English    Türkçe    فارسی   

2
547-556

  • Sana verdiğimi senden isterim. Onu iade et.
  • بحث با توجیه کن حجت میار ** آن چه بسپردم ترا واپس سپار
  • Peygamber dedi ki. “Elinle aldığını geri vermek gerek”

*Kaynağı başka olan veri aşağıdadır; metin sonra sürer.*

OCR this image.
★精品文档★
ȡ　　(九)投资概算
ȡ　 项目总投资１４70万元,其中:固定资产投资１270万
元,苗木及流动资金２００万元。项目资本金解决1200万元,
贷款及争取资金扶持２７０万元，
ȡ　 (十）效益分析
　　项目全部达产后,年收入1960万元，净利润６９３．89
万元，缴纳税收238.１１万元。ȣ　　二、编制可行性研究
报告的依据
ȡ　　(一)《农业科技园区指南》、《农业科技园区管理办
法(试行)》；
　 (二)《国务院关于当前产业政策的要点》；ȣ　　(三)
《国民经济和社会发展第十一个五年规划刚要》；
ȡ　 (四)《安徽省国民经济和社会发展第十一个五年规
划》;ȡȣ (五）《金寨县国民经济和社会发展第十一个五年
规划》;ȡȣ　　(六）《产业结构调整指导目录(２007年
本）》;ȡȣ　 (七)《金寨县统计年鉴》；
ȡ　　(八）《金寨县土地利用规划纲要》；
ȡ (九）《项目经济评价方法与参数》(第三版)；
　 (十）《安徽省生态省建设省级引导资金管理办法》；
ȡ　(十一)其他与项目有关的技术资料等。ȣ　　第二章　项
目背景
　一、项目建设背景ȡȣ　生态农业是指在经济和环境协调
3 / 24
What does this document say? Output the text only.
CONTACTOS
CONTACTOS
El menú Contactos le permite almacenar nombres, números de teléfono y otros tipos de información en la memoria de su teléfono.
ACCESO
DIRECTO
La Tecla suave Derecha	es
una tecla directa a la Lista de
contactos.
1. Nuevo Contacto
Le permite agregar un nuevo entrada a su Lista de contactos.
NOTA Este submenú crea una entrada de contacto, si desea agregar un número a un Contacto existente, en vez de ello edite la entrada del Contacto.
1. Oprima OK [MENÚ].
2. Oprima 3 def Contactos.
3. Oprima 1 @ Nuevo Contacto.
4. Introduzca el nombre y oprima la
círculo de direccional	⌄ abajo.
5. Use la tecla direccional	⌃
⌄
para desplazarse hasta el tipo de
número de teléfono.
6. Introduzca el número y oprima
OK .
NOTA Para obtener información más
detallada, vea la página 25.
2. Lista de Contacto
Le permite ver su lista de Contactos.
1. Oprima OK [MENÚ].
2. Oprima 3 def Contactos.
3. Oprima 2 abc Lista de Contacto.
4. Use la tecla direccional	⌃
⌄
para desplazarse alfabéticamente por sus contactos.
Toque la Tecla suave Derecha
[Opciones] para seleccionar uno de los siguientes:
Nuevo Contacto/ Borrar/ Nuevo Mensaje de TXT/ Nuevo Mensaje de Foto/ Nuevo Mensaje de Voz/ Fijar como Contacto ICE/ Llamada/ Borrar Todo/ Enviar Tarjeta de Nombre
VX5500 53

  • گفت پیغمبر که دستت هر چه برد ** بایدش در عاقبت واپس سپرد
  • Serkeşlik eder de buna razı olmazsan mahkeme işte şuracıkta, kalk gidelim” dedi.
  • ور نه‏ای از سرکشی راضی بدین ** نک من و تو خانه‏ی قاضی دین‏
  • Hizmetçi “Sofilerin hepsi hücum etti, ben mağlup oldum, yarı canlı bir hale düştüm. 550
  • گفت من مغلوب بودم صوفیان ** حمله آوردند و بودم بیم جان‏
  • Sen bir ciğer parçasını kedilerin arasına atıyorsun, sonra da onu aramaya kalkışıyorsun.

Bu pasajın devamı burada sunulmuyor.